The Associated Builders and Contractors Construction Backlog Indicator (CBI) of nonresidential and infrastructure segments expanded to 9.67 months during the fourth quarter of 2017, its highest level ever, and finished the year up 1.36 months—16.3 percent higher than 2016.
“The CBI established an all-time high, breaking records set during both the first and third quarters of last year,” says ABC Chief Economist Anirban Basu. “The implication is that the average nonresidential construction firm entered 2018 with significant momentum.
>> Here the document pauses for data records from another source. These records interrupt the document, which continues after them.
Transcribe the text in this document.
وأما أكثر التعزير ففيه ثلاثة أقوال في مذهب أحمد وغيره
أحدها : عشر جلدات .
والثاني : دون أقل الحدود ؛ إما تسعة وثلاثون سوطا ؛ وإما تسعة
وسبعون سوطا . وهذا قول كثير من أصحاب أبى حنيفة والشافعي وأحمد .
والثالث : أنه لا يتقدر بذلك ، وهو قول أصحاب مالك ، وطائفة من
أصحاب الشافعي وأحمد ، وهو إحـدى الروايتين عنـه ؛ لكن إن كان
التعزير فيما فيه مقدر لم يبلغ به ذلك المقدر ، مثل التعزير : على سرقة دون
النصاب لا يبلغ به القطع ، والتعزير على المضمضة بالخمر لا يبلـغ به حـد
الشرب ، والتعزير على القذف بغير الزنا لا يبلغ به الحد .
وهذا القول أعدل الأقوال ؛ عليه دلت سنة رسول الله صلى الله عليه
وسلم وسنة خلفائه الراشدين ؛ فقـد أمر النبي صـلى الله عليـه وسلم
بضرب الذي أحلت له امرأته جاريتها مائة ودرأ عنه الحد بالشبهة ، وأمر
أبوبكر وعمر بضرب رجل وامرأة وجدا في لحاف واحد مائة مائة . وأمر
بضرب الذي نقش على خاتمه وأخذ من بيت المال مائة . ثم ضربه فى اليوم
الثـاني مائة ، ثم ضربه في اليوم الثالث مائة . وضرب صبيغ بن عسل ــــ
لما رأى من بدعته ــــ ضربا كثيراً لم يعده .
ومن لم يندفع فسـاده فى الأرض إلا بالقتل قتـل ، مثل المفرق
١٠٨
Construction spending is set to be elevated this year under virtually any conceivable scenario.
“A confluence of factors has produced this result, including still-expansionary monetary policy and accelerating global growth in much of the world, brisk foreign investment in U.S. commercial real estate, surging business/developer confidence, deregulation of certain key industries, higher energy prices, strong consumer spending, a recovering U.S. manufacturing sector, and rising spending in a handful of publicly financed construction categories.”
“Recently enacted tax reform is likely to serve as an additional tailwind to an already strong construction story,” Basu adds. “While 2018 is likely to be a solid year for construction spending, there are gray clouds emerging. A trade dispute with Canada has helped push softwood lumber prices higher. Recently announced tariffs on steel and aluminum may have similar effects. Indeed, inflationary pressures are building in various elements of the economy, including wages, health care, homes, apartments and tuition. The result is an increasingly inflationary economy likely to produce higher interest rates over time. Should interest rates rise too quickly, backlog is likely to eventually decline as fewer developments are green-lighted due to higher borrowing costs.”
Commercial/industrial has the deepest project pipeline among CBI segments. At 10.1 months, the segment’s average backlog is at its highest level in the history of the CBI series. Heavy/industrial finished 2017 with backlog down 5.8 percent year over year. Infrastructure backlog reached 12.55 months during the fourth quarter, the segment’s highest reading on record. Improving state and local government finances are helping spur additional public construction, ABC finds, including in the education, public safety, highway/street and transportation categories.